Advogada elabora guia com as mudanças da Reforma da Previdência

Proposta de emenda à Constituição Federal precisa passar por análise e votação na Câmara dos Deputados e no Senado, antes de ser promulgada como mudança às regras atuais

21/02/2019 - Vale do Taquari

A equipe econômica do governo do presidente Jair Bolsonaro (PSL) apresentou nesta quarta-feira, 20, o conjunto de medidas que devem ser implementadas para modificar o regime de concessão de benefícios e aposentadorias dos segurados do Instituto Nacional de Seguro Social (INSS). A reforma é considerada a maior já proposta à Previdência, e para entrar em vigor precisa passar por votações na Câmara e no Senado, pois as medidas irão alterar a Constituição Federal.

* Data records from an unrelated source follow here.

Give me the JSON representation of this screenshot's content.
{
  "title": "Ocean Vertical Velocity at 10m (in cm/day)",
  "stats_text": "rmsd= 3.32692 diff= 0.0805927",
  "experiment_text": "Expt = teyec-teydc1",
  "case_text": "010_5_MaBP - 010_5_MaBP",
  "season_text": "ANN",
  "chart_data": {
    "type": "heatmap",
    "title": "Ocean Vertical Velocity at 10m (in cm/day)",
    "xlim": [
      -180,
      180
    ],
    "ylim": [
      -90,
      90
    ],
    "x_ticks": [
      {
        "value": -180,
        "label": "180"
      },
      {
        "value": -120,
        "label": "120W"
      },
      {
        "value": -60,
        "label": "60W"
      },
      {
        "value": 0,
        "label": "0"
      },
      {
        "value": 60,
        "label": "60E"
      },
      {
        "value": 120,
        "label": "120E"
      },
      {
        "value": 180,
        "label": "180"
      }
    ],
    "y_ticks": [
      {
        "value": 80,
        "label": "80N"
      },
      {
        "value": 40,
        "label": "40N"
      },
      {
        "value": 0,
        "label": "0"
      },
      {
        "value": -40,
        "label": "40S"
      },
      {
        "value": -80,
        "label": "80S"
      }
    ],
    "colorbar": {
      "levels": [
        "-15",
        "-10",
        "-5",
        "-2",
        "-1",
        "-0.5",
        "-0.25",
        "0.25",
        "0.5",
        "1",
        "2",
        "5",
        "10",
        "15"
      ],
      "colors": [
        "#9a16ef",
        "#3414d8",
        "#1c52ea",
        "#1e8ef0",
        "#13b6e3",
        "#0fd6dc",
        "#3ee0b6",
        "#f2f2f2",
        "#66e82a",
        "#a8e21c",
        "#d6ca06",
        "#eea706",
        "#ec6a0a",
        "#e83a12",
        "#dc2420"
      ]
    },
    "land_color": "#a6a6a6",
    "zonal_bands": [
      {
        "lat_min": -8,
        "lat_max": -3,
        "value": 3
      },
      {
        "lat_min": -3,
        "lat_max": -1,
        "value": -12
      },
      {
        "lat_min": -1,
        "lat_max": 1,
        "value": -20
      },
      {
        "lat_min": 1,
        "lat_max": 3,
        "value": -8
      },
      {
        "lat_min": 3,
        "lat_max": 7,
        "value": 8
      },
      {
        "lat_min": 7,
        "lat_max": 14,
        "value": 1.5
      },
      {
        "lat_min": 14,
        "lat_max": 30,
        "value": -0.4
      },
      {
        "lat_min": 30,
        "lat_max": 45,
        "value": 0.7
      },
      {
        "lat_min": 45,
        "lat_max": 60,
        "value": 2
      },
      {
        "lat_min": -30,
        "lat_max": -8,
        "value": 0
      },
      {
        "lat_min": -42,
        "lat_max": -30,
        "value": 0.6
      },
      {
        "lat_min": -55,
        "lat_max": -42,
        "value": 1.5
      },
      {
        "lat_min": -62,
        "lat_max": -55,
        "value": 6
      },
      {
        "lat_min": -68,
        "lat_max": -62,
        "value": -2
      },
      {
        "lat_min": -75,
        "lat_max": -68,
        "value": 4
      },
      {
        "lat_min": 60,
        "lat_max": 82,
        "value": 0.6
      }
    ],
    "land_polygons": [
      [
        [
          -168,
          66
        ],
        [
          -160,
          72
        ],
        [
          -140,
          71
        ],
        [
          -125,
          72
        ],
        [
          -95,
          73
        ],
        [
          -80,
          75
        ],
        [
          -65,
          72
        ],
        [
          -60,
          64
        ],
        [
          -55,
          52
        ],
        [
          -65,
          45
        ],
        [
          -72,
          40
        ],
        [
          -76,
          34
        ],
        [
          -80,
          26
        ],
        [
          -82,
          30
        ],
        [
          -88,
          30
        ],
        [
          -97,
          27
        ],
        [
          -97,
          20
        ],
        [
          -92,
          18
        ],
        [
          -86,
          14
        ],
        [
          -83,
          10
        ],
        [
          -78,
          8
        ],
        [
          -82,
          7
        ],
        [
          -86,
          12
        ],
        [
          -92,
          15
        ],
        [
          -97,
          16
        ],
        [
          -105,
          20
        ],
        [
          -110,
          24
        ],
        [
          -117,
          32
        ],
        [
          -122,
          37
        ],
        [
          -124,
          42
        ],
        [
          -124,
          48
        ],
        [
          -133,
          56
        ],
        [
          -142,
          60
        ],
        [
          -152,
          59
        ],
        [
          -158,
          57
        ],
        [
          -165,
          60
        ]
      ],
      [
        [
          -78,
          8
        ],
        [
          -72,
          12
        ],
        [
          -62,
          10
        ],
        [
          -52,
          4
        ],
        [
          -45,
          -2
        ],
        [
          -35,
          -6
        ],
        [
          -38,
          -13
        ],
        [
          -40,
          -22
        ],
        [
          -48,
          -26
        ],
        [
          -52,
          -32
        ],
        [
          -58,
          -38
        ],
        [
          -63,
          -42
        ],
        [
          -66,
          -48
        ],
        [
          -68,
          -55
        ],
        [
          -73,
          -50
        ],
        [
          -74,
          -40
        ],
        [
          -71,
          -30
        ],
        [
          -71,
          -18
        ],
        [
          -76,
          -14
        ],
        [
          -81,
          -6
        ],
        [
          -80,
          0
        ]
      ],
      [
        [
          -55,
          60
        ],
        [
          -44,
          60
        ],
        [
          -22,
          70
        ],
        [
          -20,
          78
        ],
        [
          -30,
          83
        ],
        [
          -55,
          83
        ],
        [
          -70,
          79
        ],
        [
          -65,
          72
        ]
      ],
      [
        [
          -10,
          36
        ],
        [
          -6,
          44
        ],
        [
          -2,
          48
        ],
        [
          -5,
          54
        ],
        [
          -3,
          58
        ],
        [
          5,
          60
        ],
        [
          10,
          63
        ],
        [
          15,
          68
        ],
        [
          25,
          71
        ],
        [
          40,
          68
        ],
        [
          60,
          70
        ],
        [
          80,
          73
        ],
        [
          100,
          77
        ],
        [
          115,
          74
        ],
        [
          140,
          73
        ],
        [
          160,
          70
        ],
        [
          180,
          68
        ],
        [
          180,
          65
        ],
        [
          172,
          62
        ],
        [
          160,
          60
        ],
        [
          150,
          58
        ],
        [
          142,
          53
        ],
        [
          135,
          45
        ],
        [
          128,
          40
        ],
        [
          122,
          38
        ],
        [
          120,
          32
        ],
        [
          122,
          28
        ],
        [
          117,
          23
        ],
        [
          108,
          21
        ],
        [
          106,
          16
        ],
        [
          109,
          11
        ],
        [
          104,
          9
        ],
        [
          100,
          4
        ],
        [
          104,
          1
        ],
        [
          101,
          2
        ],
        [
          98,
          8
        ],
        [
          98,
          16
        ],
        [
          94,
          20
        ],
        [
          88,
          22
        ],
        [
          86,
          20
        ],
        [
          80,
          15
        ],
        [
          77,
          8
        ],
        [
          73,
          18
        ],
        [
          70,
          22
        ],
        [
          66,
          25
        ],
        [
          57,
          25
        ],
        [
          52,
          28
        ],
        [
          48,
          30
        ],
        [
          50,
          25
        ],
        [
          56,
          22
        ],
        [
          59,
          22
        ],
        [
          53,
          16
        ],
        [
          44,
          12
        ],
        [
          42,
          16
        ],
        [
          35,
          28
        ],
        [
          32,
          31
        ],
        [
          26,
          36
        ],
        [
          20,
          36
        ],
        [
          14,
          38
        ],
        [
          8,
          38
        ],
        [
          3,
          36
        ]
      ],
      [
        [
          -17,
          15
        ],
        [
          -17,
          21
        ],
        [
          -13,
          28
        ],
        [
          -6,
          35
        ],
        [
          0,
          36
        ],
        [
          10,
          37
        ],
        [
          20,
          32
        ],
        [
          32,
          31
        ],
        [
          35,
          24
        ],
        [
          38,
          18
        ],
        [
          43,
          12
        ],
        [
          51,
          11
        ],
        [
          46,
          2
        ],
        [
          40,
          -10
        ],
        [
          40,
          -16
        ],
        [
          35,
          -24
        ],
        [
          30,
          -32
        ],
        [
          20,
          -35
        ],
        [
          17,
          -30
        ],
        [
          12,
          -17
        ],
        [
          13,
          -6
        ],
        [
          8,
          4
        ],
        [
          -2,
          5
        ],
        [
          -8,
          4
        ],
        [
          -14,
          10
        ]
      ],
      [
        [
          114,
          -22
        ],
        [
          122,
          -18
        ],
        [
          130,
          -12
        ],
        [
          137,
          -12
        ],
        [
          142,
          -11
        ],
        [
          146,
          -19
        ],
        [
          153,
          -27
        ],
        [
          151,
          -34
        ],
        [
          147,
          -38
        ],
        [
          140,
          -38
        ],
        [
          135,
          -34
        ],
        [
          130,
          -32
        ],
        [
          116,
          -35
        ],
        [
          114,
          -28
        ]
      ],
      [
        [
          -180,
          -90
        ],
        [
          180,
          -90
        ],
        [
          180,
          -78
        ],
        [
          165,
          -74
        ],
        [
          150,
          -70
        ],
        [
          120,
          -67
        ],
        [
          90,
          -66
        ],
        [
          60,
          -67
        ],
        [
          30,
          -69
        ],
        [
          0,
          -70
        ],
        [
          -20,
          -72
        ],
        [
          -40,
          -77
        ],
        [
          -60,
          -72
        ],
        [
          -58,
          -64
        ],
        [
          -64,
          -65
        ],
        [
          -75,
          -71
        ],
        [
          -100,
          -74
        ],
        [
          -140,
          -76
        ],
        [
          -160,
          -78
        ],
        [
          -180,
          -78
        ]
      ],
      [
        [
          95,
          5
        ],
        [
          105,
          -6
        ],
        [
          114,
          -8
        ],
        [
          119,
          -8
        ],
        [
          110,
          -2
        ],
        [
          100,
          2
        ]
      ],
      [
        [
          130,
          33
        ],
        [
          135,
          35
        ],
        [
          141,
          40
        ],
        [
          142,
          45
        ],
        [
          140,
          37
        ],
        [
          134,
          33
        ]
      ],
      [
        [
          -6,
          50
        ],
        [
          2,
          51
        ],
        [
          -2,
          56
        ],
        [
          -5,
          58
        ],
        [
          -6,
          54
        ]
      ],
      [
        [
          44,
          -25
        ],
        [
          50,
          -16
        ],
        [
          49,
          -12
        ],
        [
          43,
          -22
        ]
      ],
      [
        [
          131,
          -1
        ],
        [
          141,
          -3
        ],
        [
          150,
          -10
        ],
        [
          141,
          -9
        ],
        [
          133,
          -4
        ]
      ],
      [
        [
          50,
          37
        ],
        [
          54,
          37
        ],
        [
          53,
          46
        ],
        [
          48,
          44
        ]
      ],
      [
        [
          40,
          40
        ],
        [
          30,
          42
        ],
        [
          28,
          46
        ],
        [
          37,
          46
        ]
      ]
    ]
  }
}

Conforme a advogada Maria Cristina Becker de Carvalho, da equipe BVK Advogados Associados, a proposta de emenda à Constituição Federal 06/2019 irá modificar as atuais regras do Regime Geral de Previdência Social do INSS, assim como os Regimes Próprios de Previdência de governos estaduais e municipais, assim como militares das forças armadas. "Caso aprovada a reforma, da forma como proposta, a aposentadoria será única, não havendo mais a distinção entre aposentadoria por idade e por tempo de contribuição", avalia. Para tornar o tema mais compreensível, a advogada, especialista em Direito Previdenciário, elaborou um guia rápido com as mudanças propostas pelo governo federal.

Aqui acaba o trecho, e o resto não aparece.